A Comissão de Constituição, Justiça e Cidadania (CCJ) do Senado aprovou nessa quarta-feira (21) projeto de lei que aumenta punições a cartéis. O PLS 283/2016 também estabelece o ressarcimento em dobro às partes prejudicadas e multa nunca inferior à vantagem auferida pela atividade ilícita.

O autor da proposta, senador Aécio Neves, alega que a lei em vigor (Lei 12.529/2011) pune as infrações à ordem econômica com multa administrativa de, no máximo, 20% do faturamento bruto da empresa. Neves considera esse valor baixo, principalmente se for levado em consideração o elevado sobrepreço médio praticado pelos cartéis.

Defesa da concorrência
Ao propor o ressarcimento em dobro pelos prejuízos causados por cartéis, Neves salienta que a iniciativa ajustará o Sistema Brasileiro de Defesa da Concorrência à prática legal vigente:

“Não se trata de medida inédita na legislação brasileira.
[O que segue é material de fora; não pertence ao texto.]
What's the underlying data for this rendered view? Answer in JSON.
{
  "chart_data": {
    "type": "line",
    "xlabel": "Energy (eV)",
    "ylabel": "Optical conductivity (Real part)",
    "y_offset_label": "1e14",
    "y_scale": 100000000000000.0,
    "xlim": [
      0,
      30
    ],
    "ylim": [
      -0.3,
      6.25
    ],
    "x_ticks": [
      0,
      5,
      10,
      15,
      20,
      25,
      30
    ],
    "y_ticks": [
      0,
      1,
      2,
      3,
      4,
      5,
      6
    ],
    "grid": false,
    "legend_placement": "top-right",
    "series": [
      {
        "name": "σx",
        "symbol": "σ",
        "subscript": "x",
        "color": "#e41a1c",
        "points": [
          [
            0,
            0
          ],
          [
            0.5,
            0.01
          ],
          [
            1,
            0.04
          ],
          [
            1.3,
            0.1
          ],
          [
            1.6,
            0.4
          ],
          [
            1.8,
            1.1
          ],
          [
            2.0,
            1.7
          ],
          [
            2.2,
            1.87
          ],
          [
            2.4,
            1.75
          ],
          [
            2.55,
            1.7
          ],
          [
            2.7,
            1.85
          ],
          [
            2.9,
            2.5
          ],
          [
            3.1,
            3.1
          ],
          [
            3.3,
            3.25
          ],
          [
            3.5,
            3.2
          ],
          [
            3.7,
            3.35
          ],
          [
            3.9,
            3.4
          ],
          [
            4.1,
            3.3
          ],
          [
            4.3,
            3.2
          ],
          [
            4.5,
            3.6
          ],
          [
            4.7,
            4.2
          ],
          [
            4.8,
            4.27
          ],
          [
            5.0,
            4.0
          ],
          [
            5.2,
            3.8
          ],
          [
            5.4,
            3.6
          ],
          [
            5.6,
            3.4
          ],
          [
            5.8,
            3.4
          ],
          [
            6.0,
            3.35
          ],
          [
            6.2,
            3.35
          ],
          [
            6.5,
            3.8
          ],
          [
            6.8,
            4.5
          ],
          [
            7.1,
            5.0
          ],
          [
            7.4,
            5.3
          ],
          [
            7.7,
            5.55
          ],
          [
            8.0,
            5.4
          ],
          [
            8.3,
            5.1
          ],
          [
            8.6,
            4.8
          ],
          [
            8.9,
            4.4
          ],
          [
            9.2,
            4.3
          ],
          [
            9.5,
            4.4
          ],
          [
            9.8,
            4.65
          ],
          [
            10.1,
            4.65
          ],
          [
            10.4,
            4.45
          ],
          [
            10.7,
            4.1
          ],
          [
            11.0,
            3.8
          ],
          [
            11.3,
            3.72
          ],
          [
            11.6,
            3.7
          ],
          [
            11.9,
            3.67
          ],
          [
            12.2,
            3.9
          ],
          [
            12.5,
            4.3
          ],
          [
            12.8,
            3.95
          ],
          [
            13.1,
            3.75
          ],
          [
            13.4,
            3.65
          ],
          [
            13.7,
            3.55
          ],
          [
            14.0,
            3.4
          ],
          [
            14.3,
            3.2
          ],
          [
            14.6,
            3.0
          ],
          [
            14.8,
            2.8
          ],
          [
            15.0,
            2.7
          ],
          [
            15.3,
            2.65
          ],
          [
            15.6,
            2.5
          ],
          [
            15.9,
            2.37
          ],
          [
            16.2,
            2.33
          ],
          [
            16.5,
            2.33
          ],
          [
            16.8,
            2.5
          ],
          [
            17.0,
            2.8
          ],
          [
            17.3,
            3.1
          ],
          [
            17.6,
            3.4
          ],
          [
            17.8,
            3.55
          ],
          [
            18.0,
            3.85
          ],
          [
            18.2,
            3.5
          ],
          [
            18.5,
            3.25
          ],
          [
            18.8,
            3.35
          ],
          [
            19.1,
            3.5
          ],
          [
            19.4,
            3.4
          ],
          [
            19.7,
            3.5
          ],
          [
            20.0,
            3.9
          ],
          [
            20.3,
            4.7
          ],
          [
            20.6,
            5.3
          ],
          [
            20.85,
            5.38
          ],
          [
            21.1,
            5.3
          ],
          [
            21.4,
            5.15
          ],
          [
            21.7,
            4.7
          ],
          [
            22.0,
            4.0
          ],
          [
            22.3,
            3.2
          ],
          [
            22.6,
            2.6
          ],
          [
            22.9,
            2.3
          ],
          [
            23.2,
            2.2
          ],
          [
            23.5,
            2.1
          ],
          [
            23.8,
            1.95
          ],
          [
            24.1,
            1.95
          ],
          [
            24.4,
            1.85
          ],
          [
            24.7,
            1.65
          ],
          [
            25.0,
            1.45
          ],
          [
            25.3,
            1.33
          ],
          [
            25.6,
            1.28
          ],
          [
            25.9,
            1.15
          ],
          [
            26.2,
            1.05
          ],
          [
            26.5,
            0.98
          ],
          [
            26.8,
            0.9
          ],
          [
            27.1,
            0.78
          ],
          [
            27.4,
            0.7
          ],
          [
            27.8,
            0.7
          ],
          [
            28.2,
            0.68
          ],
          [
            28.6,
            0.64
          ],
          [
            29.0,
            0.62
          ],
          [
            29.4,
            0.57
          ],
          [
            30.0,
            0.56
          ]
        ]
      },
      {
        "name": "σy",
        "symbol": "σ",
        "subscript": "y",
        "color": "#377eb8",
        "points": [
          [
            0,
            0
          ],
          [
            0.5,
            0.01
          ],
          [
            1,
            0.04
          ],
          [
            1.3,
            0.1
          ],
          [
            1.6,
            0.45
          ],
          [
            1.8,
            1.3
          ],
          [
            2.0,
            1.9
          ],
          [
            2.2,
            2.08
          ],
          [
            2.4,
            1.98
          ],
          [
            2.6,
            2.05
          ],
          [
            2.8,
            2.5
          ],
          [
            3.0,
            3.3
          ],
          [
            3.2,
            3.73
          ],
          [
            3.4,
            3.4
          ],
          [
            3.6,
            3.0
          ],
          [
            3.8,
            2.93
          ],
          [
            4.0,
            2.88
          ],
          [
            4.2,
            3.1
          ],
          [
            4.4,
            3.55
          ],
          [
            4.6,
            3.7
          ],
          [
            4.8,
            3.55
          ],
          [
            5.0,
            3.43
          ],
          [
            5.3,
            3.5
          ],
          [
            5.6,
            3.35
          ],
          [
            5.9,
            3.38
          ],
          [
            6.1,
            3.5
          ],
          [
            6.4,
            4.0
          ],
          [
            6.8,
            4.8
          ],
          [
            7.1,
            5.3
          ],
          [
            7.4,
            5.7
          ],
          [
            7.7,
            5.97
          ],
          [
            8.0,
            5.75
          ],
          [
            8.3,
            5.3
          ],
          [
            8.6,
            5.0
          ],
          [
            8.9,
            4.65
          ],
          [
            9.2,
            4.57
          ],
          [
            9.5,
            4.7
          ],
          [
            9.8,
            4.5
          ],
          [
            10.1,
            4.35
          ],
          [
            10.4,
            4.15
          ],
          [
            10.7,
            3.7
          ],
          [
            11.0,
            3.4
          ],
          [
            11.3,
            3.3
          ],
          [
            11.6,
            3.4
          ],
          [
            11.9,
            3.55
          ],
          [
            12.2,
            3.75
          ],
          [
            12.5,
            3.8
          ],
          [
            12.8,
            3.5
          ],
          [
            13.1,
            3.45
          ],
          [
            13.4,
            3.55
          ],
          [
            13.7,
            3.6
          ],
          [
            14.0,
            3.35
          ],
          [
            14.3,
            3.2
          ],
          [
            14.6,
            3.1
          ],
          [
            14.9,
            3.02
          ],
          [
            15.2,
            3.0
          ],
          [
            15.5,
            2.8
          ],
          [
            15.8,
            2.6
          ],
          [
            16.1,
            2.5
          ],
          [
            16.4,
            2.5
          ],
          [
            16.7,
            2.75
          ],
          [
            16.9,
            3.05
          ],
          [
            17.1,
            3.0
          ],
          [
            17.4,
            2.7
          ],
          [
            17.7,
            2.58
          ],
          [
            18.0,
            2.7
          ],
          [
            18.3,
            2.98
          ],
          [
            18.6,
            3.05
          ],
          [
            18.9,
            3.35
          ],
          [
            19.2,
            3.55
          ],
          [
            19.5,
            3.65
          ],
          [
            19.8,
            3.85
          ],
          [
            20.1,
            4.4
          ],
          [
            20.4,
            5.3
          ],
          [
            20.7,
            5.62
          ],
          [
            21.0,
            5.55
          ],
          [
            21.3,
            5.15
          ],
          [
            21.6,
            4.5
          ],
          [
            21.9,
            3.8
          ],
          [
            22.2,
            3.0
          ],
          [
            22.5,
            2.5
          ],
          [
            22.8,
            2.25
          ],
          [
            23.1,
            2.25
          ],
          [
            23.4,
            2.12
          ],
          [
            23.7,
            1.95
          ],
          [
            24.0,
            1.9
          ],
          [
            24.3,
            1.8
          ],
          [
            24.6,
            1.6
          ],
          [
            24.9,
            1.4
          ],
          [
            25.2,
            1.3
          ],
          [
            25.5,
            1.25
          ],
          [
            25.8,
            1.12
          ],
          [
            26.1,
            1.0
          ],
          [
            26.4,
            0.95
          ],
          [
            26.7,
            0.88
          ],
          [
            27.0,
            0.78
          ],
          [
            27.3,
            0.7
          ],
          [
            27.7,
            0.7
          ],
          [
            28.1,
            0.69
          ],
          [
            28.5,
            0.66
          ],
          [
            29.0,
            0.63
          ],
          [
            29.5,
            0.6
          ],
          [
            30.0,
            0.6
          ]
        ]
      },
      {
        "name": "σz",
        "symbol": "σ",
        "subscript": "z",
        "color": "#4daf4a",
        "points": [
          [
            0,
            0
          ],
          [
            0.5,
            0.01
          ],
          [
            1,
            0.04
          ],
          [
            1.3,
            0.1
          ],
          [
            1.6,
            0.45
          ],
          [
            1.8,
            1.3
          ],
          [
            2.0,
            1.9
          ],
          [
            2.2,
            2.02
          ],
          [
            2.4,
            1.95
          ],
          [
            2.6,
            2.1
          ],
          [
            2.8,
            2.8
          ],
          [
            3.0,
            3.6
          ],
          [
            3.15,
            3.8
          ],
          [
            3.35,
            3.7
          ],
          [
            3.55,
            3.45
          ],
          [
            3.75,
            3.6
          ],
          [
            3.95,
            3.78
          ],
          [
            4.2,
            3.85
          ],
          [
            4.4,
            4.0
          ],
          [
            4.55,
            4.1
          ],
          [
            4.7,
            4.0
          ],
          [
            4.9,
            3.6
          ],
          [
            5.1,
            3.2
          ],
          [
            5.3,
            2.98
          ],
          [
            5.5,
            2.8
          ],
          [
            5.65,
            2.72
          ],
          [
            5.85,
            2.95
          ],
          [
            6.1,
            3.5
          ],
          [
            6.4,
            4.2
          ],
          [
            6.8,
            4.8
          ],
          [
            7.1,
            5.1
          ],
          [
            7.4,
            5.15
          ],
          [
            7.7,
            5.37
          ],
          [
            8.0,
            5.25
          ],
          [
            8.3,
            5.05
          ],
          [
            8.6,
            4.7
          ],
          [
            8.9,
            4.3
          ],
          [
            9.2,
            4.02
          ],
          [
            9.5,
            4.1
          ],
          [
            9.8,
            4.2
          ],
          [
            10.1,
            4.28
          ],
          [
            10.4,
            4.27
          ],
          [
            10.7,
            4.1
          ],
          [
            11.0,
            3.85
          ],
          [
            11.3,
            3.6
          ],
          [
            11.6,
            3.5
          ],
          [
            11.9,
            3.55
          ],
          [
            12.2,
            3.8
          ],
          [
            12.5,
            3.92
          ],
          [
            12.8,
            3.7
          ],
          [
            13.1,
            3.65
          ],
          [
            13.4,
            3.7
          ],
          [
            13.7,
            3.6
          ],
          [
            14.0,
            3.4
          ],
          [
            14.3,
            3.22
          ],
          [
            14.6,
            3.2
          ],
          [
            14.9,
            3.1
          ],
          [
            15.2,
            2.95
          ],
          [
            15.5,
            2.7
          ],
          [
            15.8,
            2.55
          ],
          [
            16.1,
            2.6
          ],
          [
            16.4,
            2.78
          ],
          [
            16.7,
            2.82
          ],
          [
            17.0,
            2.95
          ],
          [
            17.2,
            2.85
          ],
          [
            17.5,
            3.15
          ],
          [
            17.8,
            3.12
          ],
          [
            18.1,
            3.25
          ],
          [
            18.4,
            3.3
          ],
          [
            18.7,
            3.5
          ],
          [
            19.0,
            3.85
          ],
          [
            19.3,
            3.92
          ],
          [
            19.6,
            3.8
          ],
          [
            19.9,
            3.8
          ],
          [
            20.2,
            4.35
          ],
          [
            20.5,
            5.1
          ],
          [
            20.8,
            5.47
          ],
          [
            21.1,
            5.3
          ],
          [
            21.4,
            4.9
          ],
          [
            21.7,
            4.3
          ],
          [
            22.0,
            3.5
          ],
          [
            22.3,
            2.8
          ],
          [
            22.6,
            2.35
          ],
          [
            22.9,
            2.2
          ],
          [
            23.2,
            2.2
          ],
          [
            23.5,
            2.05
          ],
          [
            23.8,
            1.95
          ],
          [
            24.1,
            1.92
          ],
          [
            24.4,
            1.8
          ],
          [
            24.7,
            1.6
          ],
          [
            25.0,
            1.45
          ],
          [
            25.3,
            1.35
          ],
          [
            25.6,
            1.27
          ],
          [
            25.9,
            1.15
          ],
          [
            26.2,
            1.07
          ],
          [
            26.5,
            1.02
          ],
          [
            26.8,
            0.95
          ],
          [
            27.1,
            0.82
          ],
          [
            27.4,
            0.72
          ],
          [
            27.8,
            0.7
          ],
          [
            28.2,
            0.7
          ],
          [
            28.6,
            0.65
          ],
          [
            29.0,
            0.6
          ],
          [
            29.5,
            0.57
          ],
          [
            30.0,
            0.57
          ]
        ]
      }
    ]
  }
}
Tanto o Código Civil, quanto o Código de Defesa do Consumidor preveem o ressarcimento em dobro de danos em caso de repetição de indébito.”
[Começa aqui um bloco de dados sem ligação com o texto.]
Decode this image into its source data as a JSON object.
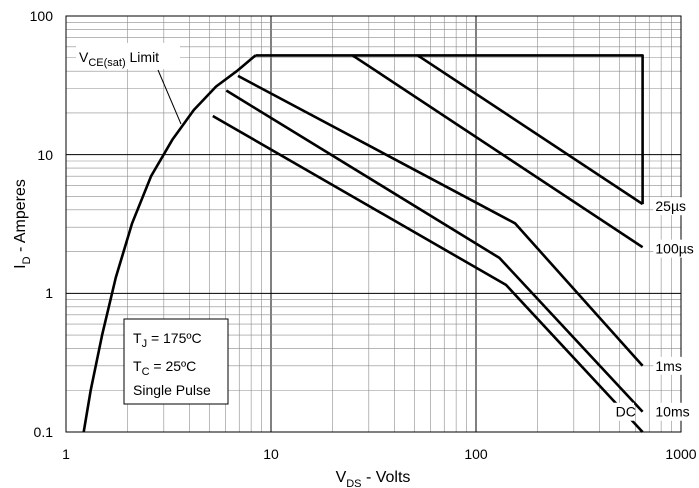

O projeto estabelece exceção para a parte que celebrar acordo de leniência com o Conselho Administrativo de Defesa Econômica (Cade), autarquia que zela pela livre concorrência.

Na fase de debates, antes da votação, o senador afirmou:

“Essa lei vai se adequar ao que há de mais avançado para coibir práticas delituosas feitas por empresas ou grupos econômicos. Portanto a aprovação é adequada e oportuna pelo momento em que passa o país.”

Emendas
O senador Antonio Anastasia (PSDB-MG), responsável pelo relatório, votou pela aprovação do texto com duas emendas. Na primeira, sugeriu a retirada do artigo 1º do PLS 283/2016, que torna o tempo de duração do cartel o elemento central no estabelecimento das multas. Conforme o artigo, a multa seria proporcional ao tempo de duração do delito. Todavia, ele alegou que prever o momento exato do início da prática da infração pode ser algo difícil de comprovar.

Na outra emenda, Anastasia determinou a prescrição de cinco anos para quem tiver a pretensão de reparar os danos causados pela infração à ordem econômica. Segundo ele, trata-se de um prazo razoável aos prejudicados pelo cartel e não vai colocar em risco os acordos de leniência.